Profesor Wage pun melangkah ke luar kelas diikuti
mahasiswa-mahasiswa yang kembali berkasak-
kusuk. Aku tidak tahu apakah kasak-kusuk sudah
menjadi trend anak muda sekarang? Ah! Aku tidak
peduli yang jelas segala hal tentang profesor ini
sudah begitu menarik perhatianku.
Profesor Wage membawa kami ke sebuah
taman dekat kampus. Di sana kulihat sehalaman
tanah dengan rerumputan, pepohonan yang
bergerombol asri dan sebuah danau kecil yang
airnya berwarna hijau. Tanpa bicara sepatah kata
pun Profesor Wage menggali tanah yang kosong
dari rerumputan taman. Aku dan teman-teman
lainnya mengerumuni Profesor Wage. Aku yakin
pertanyaan di kepala kami sama. Apa yang sedang
dilakukan profesor ini? Apa maksudnya?
Tidak seberapa lama menggali, Profesor Wage
menarik seekor cacing di genggaman tangannya.
Aku dan beberapa anak perempuan lainnya menjerit
ngeri.
“Dulu, para filsuf alam seperti Aristoteles
menganggap bahwa makhluk hidup tercipta dari
benda tak hidup yang berlangsung secara spontan.
Misalnya cacing dari tanah, ikan dari lumpur, dan
sebagainya. Teori yang disebut abiogenesis ini
dianut oleh banyak orang selama beberapa abad.
10
Bagaimana menurut kalian?” tanya Profesor Wage
tiba-tiba. Kanaya, teman sebangkuku mengangkat
tangan.
“Itu jelas tidak benar, Profesor. Tanah hanya
merupakan habitat atau tempat hidup cacing. Cacing
jelas ada karena telur, Profesor.”
“Kamu benar. Kamu bisa menjelaskan seperti
itu karena kamu punya pengetahuan, tetapi para
filsuf jaman dulu hanya mengandalkan pikiran dan
akal mereka. Mereka melihat cacing keluar dari
tanah dan menganggap cacing berasal dari tanah.
Ini cukup masuk akal pada jaman dahulu.
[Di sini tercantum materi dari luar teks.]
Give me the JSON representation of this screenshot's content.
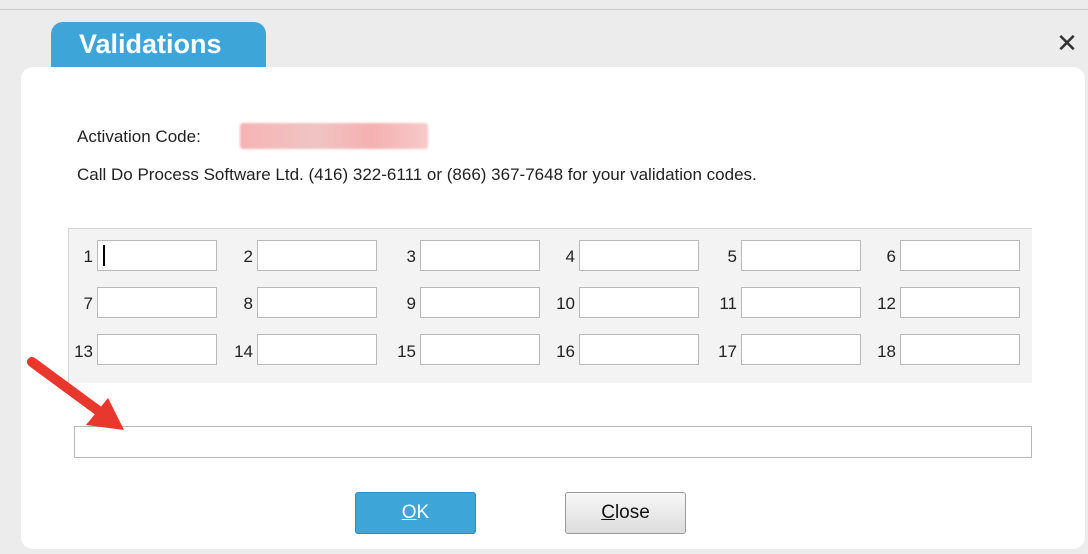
{
  "dialog": {
    "title": "Validations",
    "close_glyph": "✕"
  },
  "activation": {
    "label": "Activation Code:"
  },
  "instructions": "Call Do Process Software Ltd. (416) 322-6111 or (866) 367-7648 for your validation codes.",
  "validation_fields": [
    {
      "num": "1"
    },
    {
      "num": "2"
    },
    {
      "num": "3"
    },
    {
      "num": "4"
    },
    {
      "num": "5"
    },
    {
      "num": "6"
    },
    {
      "num": "7"
    },
    {
      "num": "8"
    },
    {
      "num": "9"
    },
    {
      "num": "10"
    },
    {
      "num": "11"
    },
    {
      "num": "12"
    },
    {
      "num": "13"
    },
    {
      "num": "14"
    },
    {
      "num": "15"
    },
    {
      "num": "16"
    },
    {
      "num": "17"
    },
    {
      "num": "18"
    }
  ],
  "buttons": {
    "ok_mnemonic": "O",
    "ok_rest": "K",
    "close_mnemonic": "C",
    "close_rest": "lose"
  },
  "colors": {
    "accent": "#3ea5d9",
    "annotation_arrow": "#e8372d"
  }
}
Seiring
dengan berkembangnya ilmu pengetahuan maka
ditemukan bahwa teori abiogenesis itu tidak benar,”
sejenak Profesor Wage berhenti dan menatap kami
satu persatu.
“Francesco Redi, Lazzaro Spallanzani, dan
Louis Pasteur kemudian datang dengan teori
biogenesisnya. Dengan serangkaian percobaan
mereka membuktikan bahwa makhluk hidup berasal
dari makhluk hidup. Kalian tahu semboyan yang
paling terkenal dari teori biogenesis ini?” sebuah
pertanyaan lagi-lagi dilemparkan Profesor Wage.
Kali ini aku sigap menangkap dan mengacungkan
tanganku.
“Omni vivum ex vivo, omni ovum ex ovo, omni
vivum ex vivo. Makhluk hidup berasal dari telur, telur
11
berasal dari makhluk hidup, makhluk hidup berasal
dari makhluk hidup. Semua itu sudah kami pelajari di
SMP, Profesor. Yang saya ingin tahu adalah ramuan
kehidupan yang bisa membuat hidup abadi dan
dapat menghidupkan orang mati. Apakah ramuan
seperti itu benar-benar ada? Apakah sekarang Anda
sedang mencoba menciptakan ramuan semacam itu,
Profesor?”
Semuanya mendadak senyap. Kulihat
beberapa anak menggigit bibirnya seolah aku telah
mengucapkan kata-kata tabu yang dilarang.
Kulayangkan arah mataku ke arah Profesor Wage
dan kudapati alis dan keningnya mengkerut
sedemikian rupa. Sesaat aku sedikit menyesal
karena tidak bisa membendung rasa penasaranku.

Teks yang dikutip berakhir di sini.